Donnerstag, 10. April 2014

Stabilität - eine Metrik-Definition

Im vorhergehenden Blogartikel (Stabilität - die Übertragung auf Software-Elemente) wurde dargestellt, dass Martin das Konzept der Stabilität in einem ersten Operationalisierungs-Schritt mit Änderungskosten gleichsetzt. Stabil ist demnach, was sich nur mit hohem Aufwand ändern lässt. Martin verwendet diese eingeschränkte Definition ganz bewusst, um Stabilität in einem zweiten Schritt messbar zu machen. 

Man könnte die bisherige Stabilitäts-Definition als Änderungswiderstand bezeichnen, wobei sich dieser Widerstand auf der Basis der Kosten ergibt, die mit der Änderung verbunden sind.

Diesem Widerstand stellt Martin nun den Änderungsdruck gegenüber, der darauf hinwirkt, dass die Komponente geändert werden muss.

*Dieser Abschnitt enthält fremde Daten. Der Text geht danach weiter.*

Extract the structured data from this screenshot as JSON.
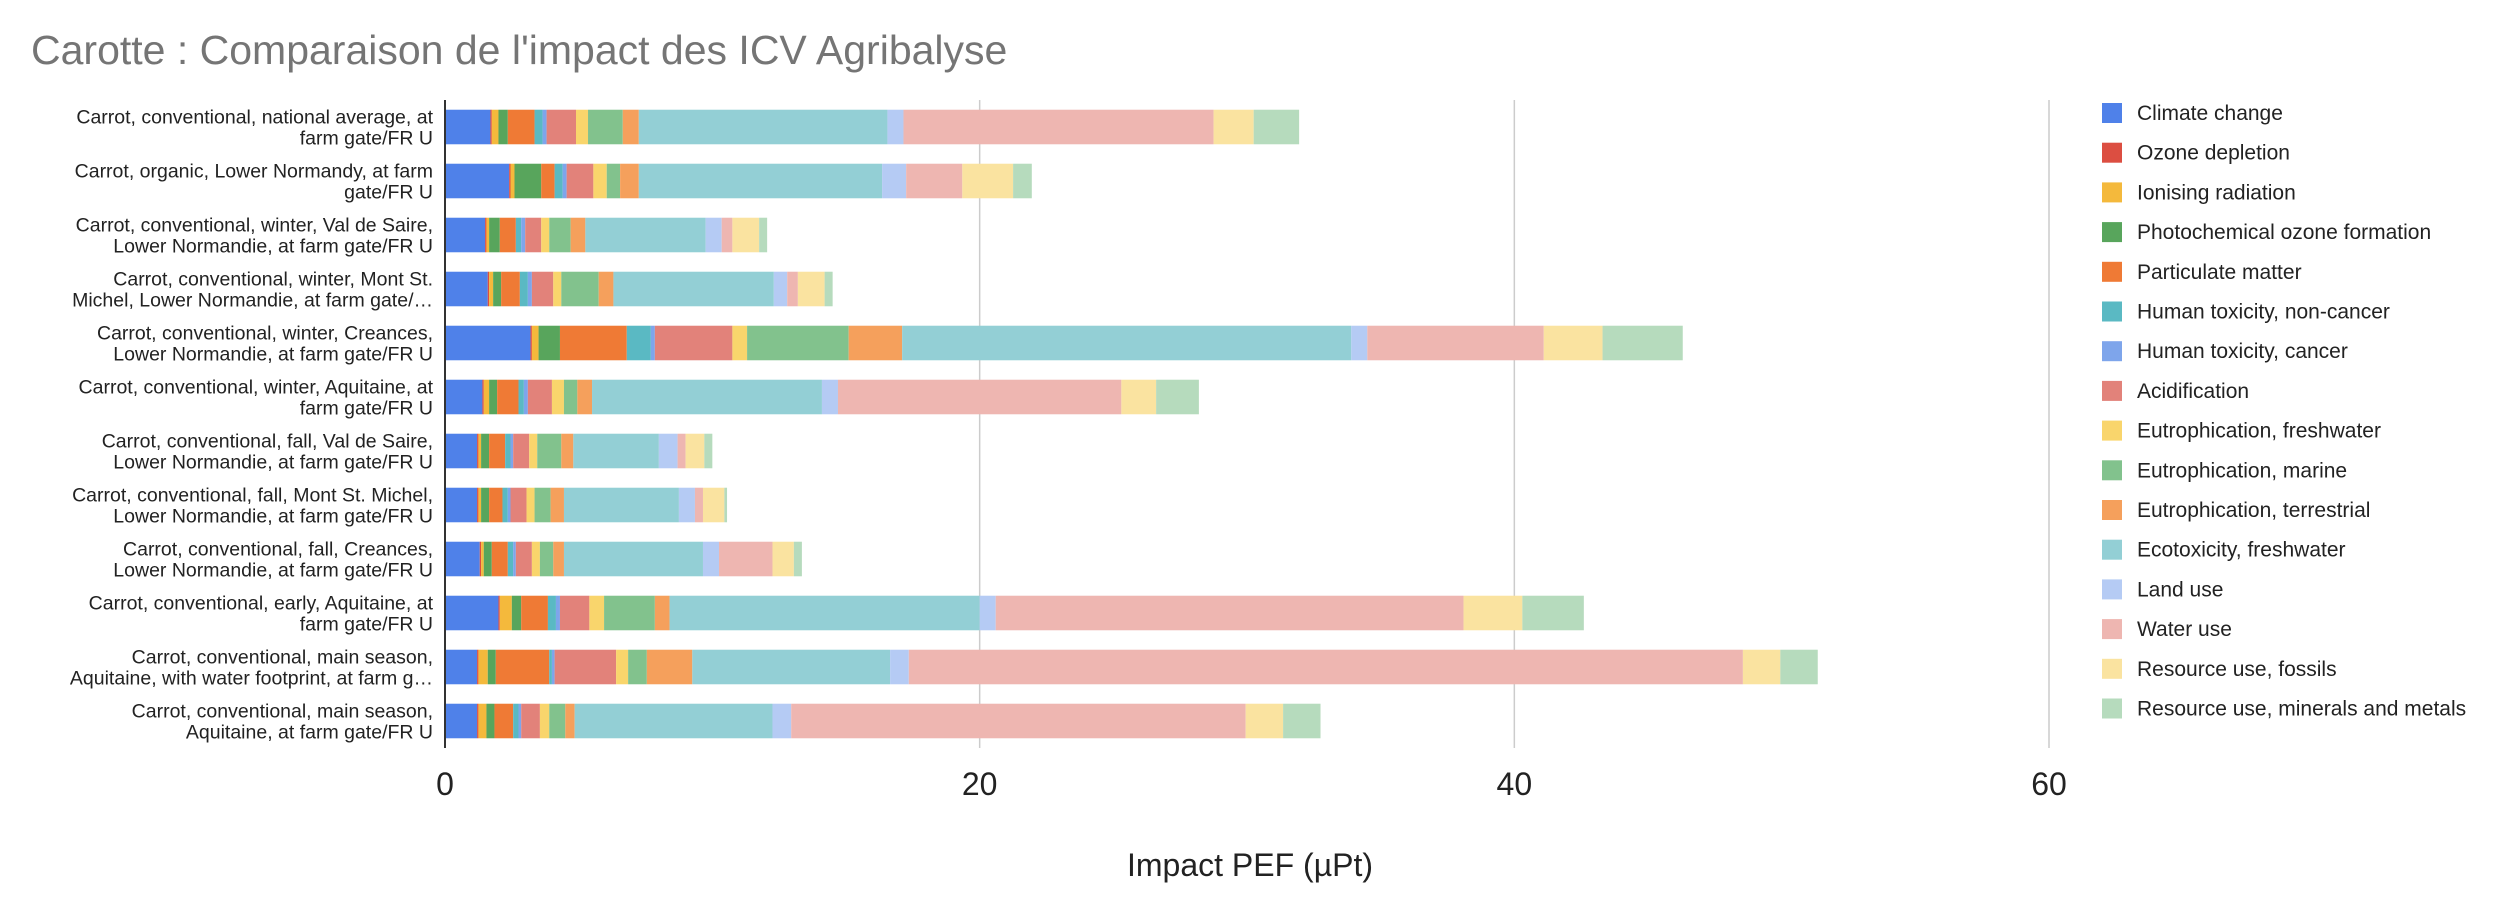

Wie sich zeigt, lassen sich beide Kräfte durch ein vereinfachtes metrisches Modell ausdrücken, das ausschließlich die eingehenden und ausgehenden Abhängigkeiten der Komponente abzählt und in Beziehung setzt.

Die Anzahl von Abhängigkeiten

Abhängigkeiten lassen sich zählen. Ein Software-Element verwendet ein anderes Software-Element zählbar häufig, und es wird auch zählbar häufig verwendet.
  • Änderungsdruck: Verwendet ein Software-Element viele andere Software-Elemente, so wird es hierdurch instabiler, da Änderungen in diesen anderen Elementen auch Änderung im betrachteten Element erforderlich machen könnten. Man könnte sagen: Durch die Zahl der Abhängigkeiten wächst der Änderungsdruck auf das Element. Hängt ein Software-Element von keinem anderen Element ab, so nennt Martin diese Eigenschaft "Unabhängigkeit" (engl. "Independence").
  • Änderungswiderstand: Wird ein Software-Element von vielen anderen Software-Elementen verwendet, so wird es hierdurch stabiler, da Änderungen in diesem Element potentiell auch Änderungen in allen von ihm abhängigen Elementen bewirken könnten. Diese hohen Änderungskosten wirken der potentiellen Änderung entgegen und machen sie unwahrscheinlicher. Der Änderungswiderstand des Elements wächst. Martin nennt diese Eigenschaft eines Software-Elements "verantwortungsvoll" (engl. "responsible").
Durch bloßes Zählen der eingehenden und ausgehenden Abhängigkeiten können auf diese Weise Änderungsdruck und Änderungswiderstand eines Software-Elements quantifiziert werden. Dies ist zwar eine sehr eingeschränkte Sichtweise, ermöglicht aber die Formulierung einer simplen Stabilitätsmetrik in Bezug auf Packages:
  • Ca (afferent couplings): Die Anzahl von Klassen außerhalb des Packages, die von Klassen innerhalb des Packages abhängen.
  • Ce (efferent couplings): Die Anzahl von Klassen innerhalb des Packages, die von Klassen außerhalb des Packages abhängen.
  • I (Instability): Ce / (Ca + Ce).
Zunächst ist anzumerken, dass ich an dieser Stelle der Martin'schen Definition als Instability folge, obwohl bislang immer von "Stabilität" die Rede war. Martin hat sich für diese inverse Definition entschieden, und auf diese Weise ist auch immer klar, dass bei der Erwähnung von Instability die Metrik gemeint ist und nicht die allgemeinere Stabilitätsidee.
 
Man kann sich bei Ansicht der Instability-Metrik fragen, warum nicht direkt Ce / Ca gewählt wurde: Die ausgehenden Abhängigkeiten wirken erhöhend, die eingehenden Abhängigkeiten vermindernd auf die Metrik. Dann aber wäre die Metrik nicht auf einen Wert zwischen 0 und 1 "genormt". Andererseits hat auch die von Martin gewählte Form ihre Nachteile. Ist Ce = 0, so macht die Metrik keinen Unterschied mehr, ob eine oder 100 Klassen von dem Package abhängen: Das Package wird in beiden Fällen als maximal stabil (I = 0) gemessen (selbst dann, wenn der Änderungsdruck minimal ist).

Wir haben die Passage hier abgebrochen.